6.3.2. According the Supreme Court lead by notable Judge Cordoza, Salmon (the managing partner) owed Meinhard a fiduciary duty and highest loyalty to inform Meinhard of the new venture ( a leasing opportunity). It was only because of this original partnership and opportunity between Meinhard (the managing partner) and Salmon, that Salmon was able to obtain the new leasing opportunity. So, it was 'unfair' of Salmon to leverage the opportunity that arose from their partnership and benefit solely from it without sharing both the initial information and the monetary benefit of Meinhard. This conclusion begs the question - would Meinhard have won if Salmon had performed the initial duty of communication, but withheld the monetary benefits?
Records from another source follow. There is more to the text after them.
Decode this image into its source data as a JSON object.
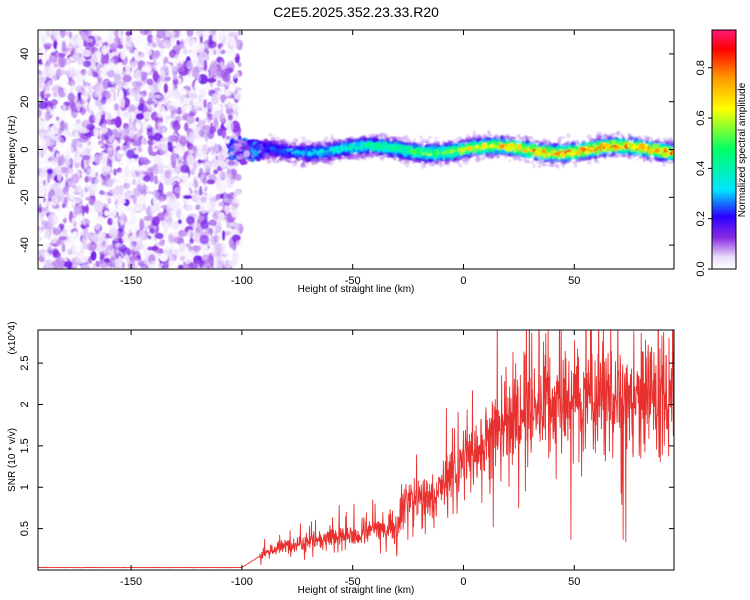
{
  "title": "C2E5.2025.352.23.33.R20",
  "chart_data": [
    {
      "type": "heatmap",
      "xlabel": "Height of straight line (km)",
      "ylabel": "Frequency (Hz)",
      "xlim": [
        -192,
        95
      ],
      "ylim": [
        -50,
        50
      ],
      "x_ticks": [
        -150,
        -100,
        -50,
        0,
        50
      ],
      "y_ticks": [
        -40,
        -20,
        0,
        20,
        40
      ],
      "colorbar": {
        "label": "Normalized spectral amplitude",
        "range": [
          0,
          0.95
        ],
        "ticks": [
          0.0,
          0.2,
          0.4,
          0.6,
          0.8
        ],
        "colormap": [
          "#ffffff",
          "#e9dcfb",
          "#8a2be2",
          "#2a00ff",
          "#00e5ff",
          "#00ff66",
          "#ffff00",
          "#ff9900",
          "#ff0000",
          "#ff1a7a"
        ]
      },
      "regions": [
        {
          "x_range": [
            -192,
            -105
          ],
          "freq_range": [
            -50,
            50
          ],
          "amplitude_range": [
            0.0,
            0.15
          ]
        },
        {
          "x_range": [
            -105,
            -90
          ],
          "center_freq": 0,
          "bandwidth": 6,
          "amplitude_range": [
            0.05,
            0.3
          ]
        },
        {
          "x_range": [
            -90,
            95
          ],
          "center_freq": 0,
          "bandwidth": 8,
          "amplitude_range": [
            0.1,
            0.9
          ]
        }
      ]
    },
    {
      "type": "line",
      "xlabel": "Height of straight line (km)",
      "ylabel": "SNR (10 * v/v)",
      "y_multiplier": "(x10^4)",
      "xlim": [
        -192,
        95
      ],
      "ylim": [
        0,
        2.9
      ],
      "x_ticks": [
        -150,
        -100,
        -50,
        0,
        50
      ],
      "y_ticks": [
        0.5,
        1.0,
        1.5,
        2.0,
        2.5
      ],
      "series": [
        {
          "color": "#e8312f",
          "x": [
            -192,
            -100,
            -90,
            -80,
            -70,
            -60,
            -50,
            -40,
            -30,
            -25,
            -20,
            -15,
            -10,
            -5,
            0,
            10,
            20,
            30,
            40,
            50,
            60,
            70,
            80,
            95
          ],
          "y": [
            0.03,
            0.03,
            0.2,
            0.3,
            0.35,
            0.4,
            0.4,
            0.5,
            0.55,
            0.9,
            0.85,
            0.85,
            1.0,
            1.2,
            1.3,
            1.55,
            1.75,
            1.95,
            2.0,
            2.05,
            2.1,
            2.05,
            2.1,
            2.1
          ]
        }
      ]
    }
  ]
}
7. Business and Ethical Impact of nearly a Century

7.1. This is a landmark case of corporate law and partnership law, with an impact that reverberates nearly a century later.  According to WestLaw, the Meinhard v Salmon case had been cited 1,021 times, including 296 New York Cases, 120 cases in the Second Circuit, 591 decisions from other federal and state courts, and 14 international cases. Source: New York University and Economic Papers by Geoffrey Miller.
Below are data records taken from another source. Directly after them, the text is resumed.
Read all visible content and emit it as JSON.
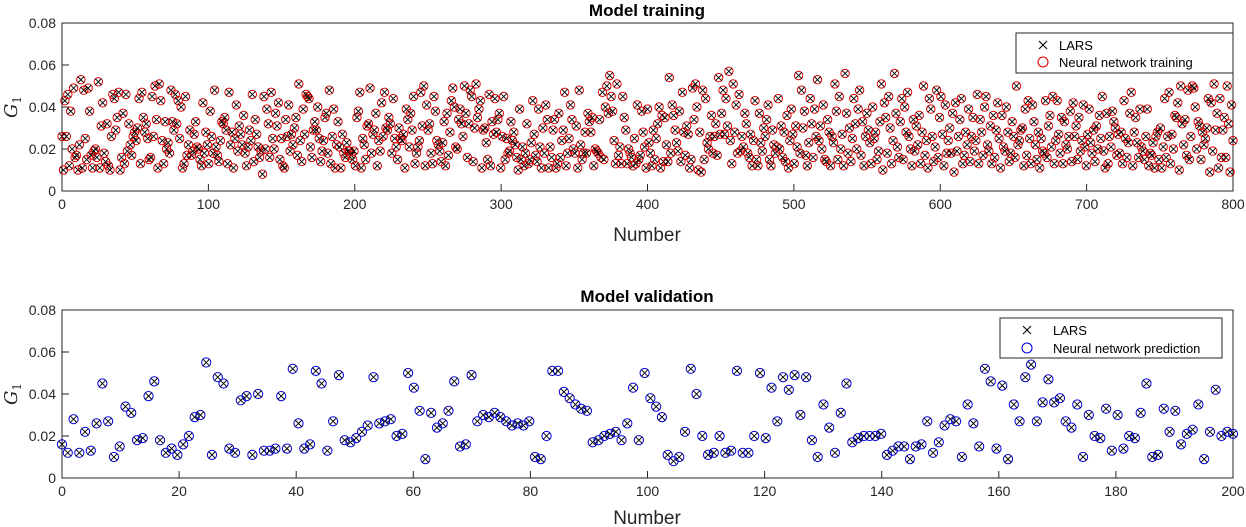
{
  "chart_data": [
    {
      "type": "scatter",
      "title": "Model training",
      "xlabel": "Number",
      "ylabel": "G",
      "ylabel_sub": "1",
      "xlim": [
        0,
        800
      ],
      "ylim": [
        0,
        0.08
      ],
      "xticks": [
        "0",
        "100",
        "200",
        "300",
        "400",
        "500",
        "600",
        "700",
        "800"
      ],
      "yticks": [
        "0",
        "0.02",
        "0.04",
        "0.06",
        "0.08"
      ],
      "legend_position": "top-right",
      "grid": false,
      "colors": {
        "lars": "#000000",
        "nn": "#e00000"
      },
      "series": [
        {
          "name": "LARS",
          "marker": "x"
        },
        {
          "name": "Neural network training",
          "marker": "o"
        }
      ],
      "values": [
        0.026,
        0.01,
        0.043,
        0.026,
        0.046,
        0.012,
        0.038,
        0.02,
        0.049,
        0.016,
        0.017,
        0.01,
        0.022,
        0.053,
        0.011,
        0.048,
        0.025,
        0.015,
        0.049,
        0.038,
        0.017,
        0.011,
        0.019,
        0.02,
        0.016,
        0.052,
        0.011,
        0.031,
        0.042,
        0.018,
        0.014,
        0.032,
        0.012,
        0.01,
        0.026,
        0.046,
        0.044,
        0.029,
        0.035,
        0.047,
        0.01,
        0.016,
        0.037,
        0.013,
        0.046,
        0.019,
        0.032,
        0.022,
        0.017,
        0.026,
        0.028,
        0.024,
        0.03,
        0.044,
        0.013,
        0.047,
        0.035,
        0.028,
        0.032,
        0.025,
        0.015,
        0.016,
        0.045,
        0.026,
        0.05,
        0.034,
        0.011,
        0.051,
        0.043,
        0.024,
        0.013,
        0.033,
        0.02,
        0.023,
        0.018,
        0.048,
        0.033,
        0.029,
        0.046,
        0.032,
        0.043,
        0.025,
        0.04,
        0.011,
        0.013,
        0.045,
        0.017,
        0.022,
        0.029,
        0.017,
        0.019,
        0.027,
        0.033,
        0.021,
        0.02,
        0.015,
        0.012,
        0.042,
        0.018,
        0.028,
        0.022,
        0.013,
        0.038,
        0.026,
        0.018,
        0.048,
        0.021,
        0.017,
        0.014,
        0.024,
        0.033,
        0.032,
        0.035,
        0.029,
        0.013,
        0.047,
        0.022,
        0.028,
        0.011,
        0.025,
        0.041,
        0.019,
        0.031,
        0.027,
        0.022,
        0.036,
        0.018,
        0.012,
        0.021,
        0.029,
        0.024,
        0.046,
        0.014,
        0.034,
        0.027,
        0.021,
        0.016,
        0.019,
        0.008,
        0.045,
        0.02,
        0.039,
        0.032,
        0.016,
        0.047,
        0.025,
        0.02,
        0.037,
        0.031,
        0.042,
        0.015,
        0.025,
        0.012,
        0.011,
        0.034,
        0.026,
        0.041,
        0.019,
        0.027,
        0.022,
        0.03,
        0.035,
        0.017,
        0.051,
        0.024,
        0.014,
        0.039,
        0.027,
        0.046,
        0.045,
        0.044,
        0.021,
        0.016,
        0.029,
        0.033,
        0.029,
        0.04,
        0.025,
        0.014,
        0.019,
        0.024,
        0.035,
        0.037,
        0.018,
        0.048,
        0.013,
        0.026,
        0.039,
        0.011,
        0.022,
        0.033,
        0.021,
        0.011,
        0.027,
        0.018,
        0.016,
        0.023,
        0.019,
        0.019,
        0.017,
        0.015,
        0.019,
        0.012,
        0.035,
        0.038,
        0.047,
        0.011,
        0.025,
        0.022,
        0.015,
        0.031,
        0.032,
        0.049,
        0.018,
        0.027,
        0.029,
        0.037,
        0.012,
        0.024,
        0.019,
        0.042,
        0.026,
        0.047,
        0.03,
        0.029,
        0.035,
        0.032,
        0.018,
        0.044,
        0.025,
        0.021,
        0.015,
        0.03,
        0.025,
        0.024,
        0.027,
        0.011,
        0.039,
        0.034,
        0.021,
        0.037,
        0.029,
        0.045,
        0.013,
        0.018,
        0.021,
        0.024,
        0.047,
        0.031,
        0.05,
        0.012,
        0.041,
        0.029,
        0.032,
        0.018,
        0.013,
        0.045,
        0.038,
        0.024,
        0.022,
        0.019,
        0.014,
        0.023,
        0.033,
        0.012,
        0.037,
        0.017,
        0.028,
        0.043,
        0.049,
        0.04,
        0.021,
        0.02,
        0.034,
        0.039,
        0.032,
        0.026,
        0.05,
        0.037,
        0.016,
        0.032,
        0.048,
        0.045,
        0.014,
        0.03,
        0.051,
        0.035,
        0.039,
        0.043,
        0.011,
        0.029,
        0.03,
        0.023,
        0.015,
        0.046,
        0.012,
        0.033,
        0.027,
        0.044,
        0.028,
        0.034,
        0.037,
        0.011,
        0.026,
        0.045,
        0.015,
        0.025,
        0.018,
        0.019,
        0.033,
        0.024,
        0.028,
        0.022,
        0.016,
        0.01,
        0.039,
        0.015,
        0.021,
        0.012,
        0.018,
        0.032,
        0.013,
        0.015,
        0.023,
        0.043,
        0.027,
        0.017,
        0.014,
        0.039,
        0.021,
        0.011,
        0.03,
        0.018,
        0.041,
        0.034,
        0.011,
        0.021,
        0.016,
        0.029,
        0.034,
        0.011,
        0.013,
        0.037,
        0.016,
        0.024,
        0.029,
        0.047,
        0.012,
        0.018,
        0.025,
        0.041,
        0.034,
        0.02,
        0.018,
        0.031,
        0.011,
        0.048,
        0.022,
        0.015,
        0.018,
        0.028,
        0.018,
        0.037,
        0.033,
        0.028,
        0.035,
        0.012,
        0.02,
        0.019,
        0.018,
        0.034,
        0.016,
        0.047,
        0.015,
        0.04,
        0.05,
        0.037,
        0.055,
        0.045,
        0.038,
        0.024,
        0.013,
        0.051,
        0.017,
        0.021,
        0.013,
        0.045,
        0.035,
        0.029,
        0.013,
        0.02,
        0.018,
        0.016,
        0.012,
        0.025,
        0.013,
        0.041,
        0.015,
        0.017,
        0.038,
        0.028,
        0.021,
        0.011,
        0.039,
        0.023,
        0.018,
        0.012,
        0.029,
        0.015,
        0.025,
        0.032,
        0.04,
        0.011,
        0.036,
        0.014,
        0.035,
        0.022,
        0.014,
        0.054,
        0.018,
        0.041,
        0.036,
        0.029,
        0.023,
        0.019,
        0.038,
        0.014,
        0.047,
        0.028,
        0.017,
        0.031,
        0.027,
        0.011,
        0.015,
        0.049,
        0.034,
        0.051,
        0.04,
        0.01,
        0.028,
        0.009,
        0.048,
        0.015,
        0.044,
        0.023,
        0.02,
        0.026,
        0.036,
        0.018,
        0.026,
        0.032,
        0.017,
        0.054,
        0.027,
        0.037,
        0.048,
        0.027,
        0.044,
        0.031,
        0.057,
        0.024,
        0.013,
        0.051,
        0.028,
        0.041,
        0.018,
        0.046,
        0.019,
        0.026,
        0.021,
        0.037,
        0.032,
        0.018,
        0.016,
        0.027,
        0.012,
        0.024,
        0.043,
        0.015,
        0.012,
        0.037,
        0.023,
        0.019,
        0.03,
        0.026,
        0.034,
        0.041,
        0.015,
        0.012,
        0.029,
        0.022,
        0.018,
        0.021,
        0.044,
        0.02,
        0.031,
        0.016,
        0.028,
        0.014,
        0.036,
        0.011,
        0.024,
        0.039,
        0.027,
        0.013,
        0.031,
        0.021,
        0.055,
        0.018,
        0.048,
        0.03,
        0.038,
        0.017,
        0.012,
        0.023,
        0.044,
        0.032,
        0.016,
        0.039,
        0.026,
        0.053,
        0.024,
        0.031,
        0.02,
        0.041,
        0.015,
        0.014,
        0.034,
        0.028,
        0.012,
        0.026,
        0.023,
        0.051,
        0.038,
        0.015,
        0.045,
        0.02,
        0.027,
        0.012,
        0.056,
        0.037,
        0.018,
        0.03,
        0.014,
        0.025,
        0.044,
        0.032,
        0.02,
        0.039,
        0.048,
        0.017,
        0.033,
        0.012,
        0.026,
        0.037,
        0.029,
        0.023,
        0.013,
        0.04,
        0.025,
        0.028,
        0.015,
        0.019,
        0.033,
        0.051,
        0.01,
        0.042,
        0.035,
        0.018,
        0.045,
        0.03,
        0.013,
        0.024,
        0.056,
        0.037,
        0.021,
        0.016,
        0.033,
        0.044,
        0.015,
        0.04,
        0.028,
        0.047,
        0.026,
        0.02,
        0.012,
        0.034,
        0.019,
        0.031,
        0.022,
        0.036,
        0.013,
        0.028,
        0.05,
        0.017,
        0.024,
        0.011,
        0.044,
        0.039,
        0.026,
        0.014,
        0.021,
        0.048,
        0.016,
        0.035,
        0.045,
        0.027,
        0.012,
        0.041,
        0.018,
        0.024,
        0.03,
        0.018,
        0.037,
        0.009,
        0.042,
        0.019,
        0.026,
        0.034,
        0.044,
        0.013,
        0.017,
        0.028,
        0.022,
        0.039,
        0.014,
        0.026,
        0.035,
        0.019,
        0.024,
        0.046,
        0.013,
        0.034,
        0.028,
        0.017,
        0.04,
        0.045,
        0.022,
        0.019,
        0.031,
        0.013,
        0.036,
        0.016,
        0.029,
        0.042,
        0.025,
        0.011,
        0.036,
        0.021,
        0.019,
        0.04,
        0.028,
        0.014,
        0.018,
        0.033,
        0.026,
        0.016,
        0.05,
        0.022,
        0.024,
        0.029,
        0.03,
        0.012,
        0.039,
        0.017,
        0.043,
        0.025,
        0.013,
        0.041,
        0.033,
        0.022,
        0.015,
        0.028,
        0.011,
        0.025,
        0.019,
        0.018,
        0.043,
        0.016,
        0.031,
        0.036,
        0.021,
        0.045,
        0.013,
        0.024,
        0.043,
        0.027,
        0.018,
        0.035,
        0.013,
        0.033,
        0.022,
        0.02,
        0.026,
        0.038,
        0.014,
        0.042,
        0.026,
        0.031,
        0.015,
        0.035,
        0.019,
        0.024,
        0.041,
        0.021,
        0.012,
        0.027,
        0.039,
        0.023,
        0.018,
        0.029,
        0.014,
        0.031,
        0.02,
        0.036,
        0.025,
        0.045,
        0.019,
        0.011,
        0.037,
        0.013,
        0.026,
        0.021,
        0.038,
        0.033,
        0.03,
        0.017,
        0.027,
        0.018,
        0.028,
        0.013,
        0.043,
        0.025,
        0.016,
        0.023,
        0.037,
        0.047,
        0.012,
        0.028,
        0.035,
        0.023,
        0.016,
        0.039,
        0.021,
        0.019,
        0.015,
        0.026,
        0.039,
        0.012,
        0.018,
        0.017,
        0.023,
        0.011,
        0.026,
        0.028,
        0.015,
        0.03,
        0.011,
        0.021,
        0.044,
        0.016,
        0.026,
        0.047,
        0.013,
        0.027,
        0.02,
        0.036,
        0.035,
        0.042,
        0.01,
        0.05,
        0.032,
        0.022,
        0.034,
        0.017,
        0.048,
        0.015,
        0.026,
        0.05,
        0.049,
        0.04,
        0.02,
        0.033,
        0.031,
        0.015,
        0.028,
        0.022,
        0.025,
        0.03,
        0.044,
        0.009,
        0.042,
        0.019,
        0.051,
        0.029,
        0.037,
        0.011,
        0.044,
        0.016,
        0.029,
        0.035,
        0.016,
        0.05,
        0.032,
        0.009,
        0.041,
        0.024
      ]
    },
    {
      "type": "scatter",
      "title": "Model validation",
      "xlabel": "Number",
      "ylabel": "G",
      "ylabel_sub": "1",
      "xlim": [
        0,
        200
      ],
      "ylim": [
        0,
        0.08
      ],
      "xticks": [
        "0",
        "20",
        "40",
        "60",
        "80",
        "100",
        "120",
        "140",
        "160",
        "180",
        "200"
      ],
      "yticks": [
        "0",
        "0.02",
        "0.04",
        "0.06",
        "0.08"
      ],
      "legend_position": "top-right",
      "grid": false,
      "colors": {
        "lars": "#000000",
        "nn": "#0000dd"
      },
      "series": [
        {
          "name": "LARS",
          "marker": "x"
        },
        {
          "name": "Neural network prediction",
          "marker": "o"
        }
      ],
      "values": [
        0.016,
        0.012,
        0.028,
        0.012,
        0.022,
        0.013,
        0.026,
        0.045,
        0.027,
        0.01,
        0.015,
        0.034,
        0.031,
        0.018,
        0.019,
        0.039,
        0.046,
        0.018,
        0.012,
        0.014,
        0.011,
        0.016,
        0.02,
        0.029,
        0.03,
        0.055,
        0.011,
        0.048,
        0.045,
        0.014,
        0.012,
        0.037,
        0.039,
        0.011,
        0.04,
        0.013,
        0.013,
        0.014,
        0.039,
        0.014,
        0.052,
        0.026,
        0.014,
        0.016,
        0.051,
        0.045,
        0.013,
        0.027,
        0.049,
        0.018,
        0.017,
        0.019,
        0.022,
        0.025,
        0.048,
        0.026,
        0.027,
        0.028,
        0.02,
        0.021,
        0.05,
        0.043,
        0.032,
        0.009,
        0.031,
        0.024,
        0.026,
        0.032,
        0.046,
        0.015,
        0.016,
        0.049,
        0.027,
        0.03,
        0.029,
        0.031,
        0.029,
        0.027,
        0.025,
        0.026,
        0.025,
        0.027,
        0.01,
        0.009,
        0.02,
        0.051,
        0.051,
        0.041,
        0.038,
        0.035,
        0.033,
        0.032,
        0.017,
        0.018,
        0.02,
        0.021,
        0.022,
        0.018,
        0.026,
        0.043,
        0.018,
        0.05,
        0.038,
        0.034,
        0.029,
        0.011,
        0.008,
        0.01,
        0.022,
        0.052,
        0.04,
        0.02,
        0.011,
        0.012,
        0.02,
        0.012,
        0.013,
        0.051,
        0.012,
        0.012,
        0.02,
        0.05,
        0.019,
        0.043,
        0.027,
        0.048,
        0.042,
        0.049,
        0.03,
        0.048,
        0.018,
        0.01,
        0.035,
        0.024,
        0.012,
        0.031,
        0.045,
        0.017,
        0.019,
        0.02,
        0.02,
        0.02,
        0.021,
        0.011,
        0.013,
        0.015,
        0.015,
        0.009,
        0.015,
        0.016,
        0.027,
        0.012,
        0.017,
        0.025,
        0.028,
        0.027,
        0.01,
        0.035,
        0.026,
        0.015,
        0.052,
        0.046,
        0.014,
        0.044,
        0.009,
        0.035,
        0.027,
        0.048,
        0.054,
        0.027,
        0.036,
        0.047,
        0.036,
        0.038,
        0.027,
        0.024,
        0.035,
        0.01,
        0.03,
        0.02,
        0.019,
        0.033,
        0.013,
        0.03,
        0.014,
        0.02,
        0.019,
        0.031,
        0.045,
        0.01,
        0.011,
        0.033,
        0.022,
        0.032,
        0.016,
        0.021,
        0.023,
        0.035,
        0.009,
        0.022,
        0.042,
        0.02,
        0.022,
        0.021
      ]
    }
  ]
}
7.1.1. However, it is to be noted that the high standards of partnership duty is not reflected in the current Uniform Partnership Act. In the Uniform Partnership Act, a partner's co-adventures are limited in modest terms.

7.2. This case has significant impact on almost every business after 1928 which defined itself by a partnership. This case re-defined and clarified the very nature of a business partnership, as one that goes beyond normal 'good faith duty' into one of highest fiduciary duty and highest duty of communication

7.3. This is also a case and impact of business ethics. Is it morally justifiable to keep information such as a leveraging opportunity or a co-adventure from your business partner?

7.4. Referenced Cases

7.4.1. Anderson v Lemon Established what is considered to be fraudulent intent within a copartnership Defendant advised his partner of interest in pursuing property as a joint purchase Defendant ends up covertly bidding alone  without terminating copartnership

7.4.2. Beatty v Guggenheim "Constructive trust" "The constructive trust is the formula through which the conscience of equity finds expression. When property has been acquired in such circumstances that the holder of the legal title may not in good conscience retain the beneficial interest, equity converts him into a trustee. " - Justice Cardozo Ruling: employee has fiduciary obligation to employer

7.4.3. Selwyn & Co. v Waller

7.4.4. Munson v Syracuse This case rules to uphold the duty of loyalty and the assumption of "undivided loyalty" in partnership.

7.4.5. Latta v Kilbourn Each [business] partner has fiduciary duty to other partners. Ruling: a partner cannot use partnership assets for individual benefit.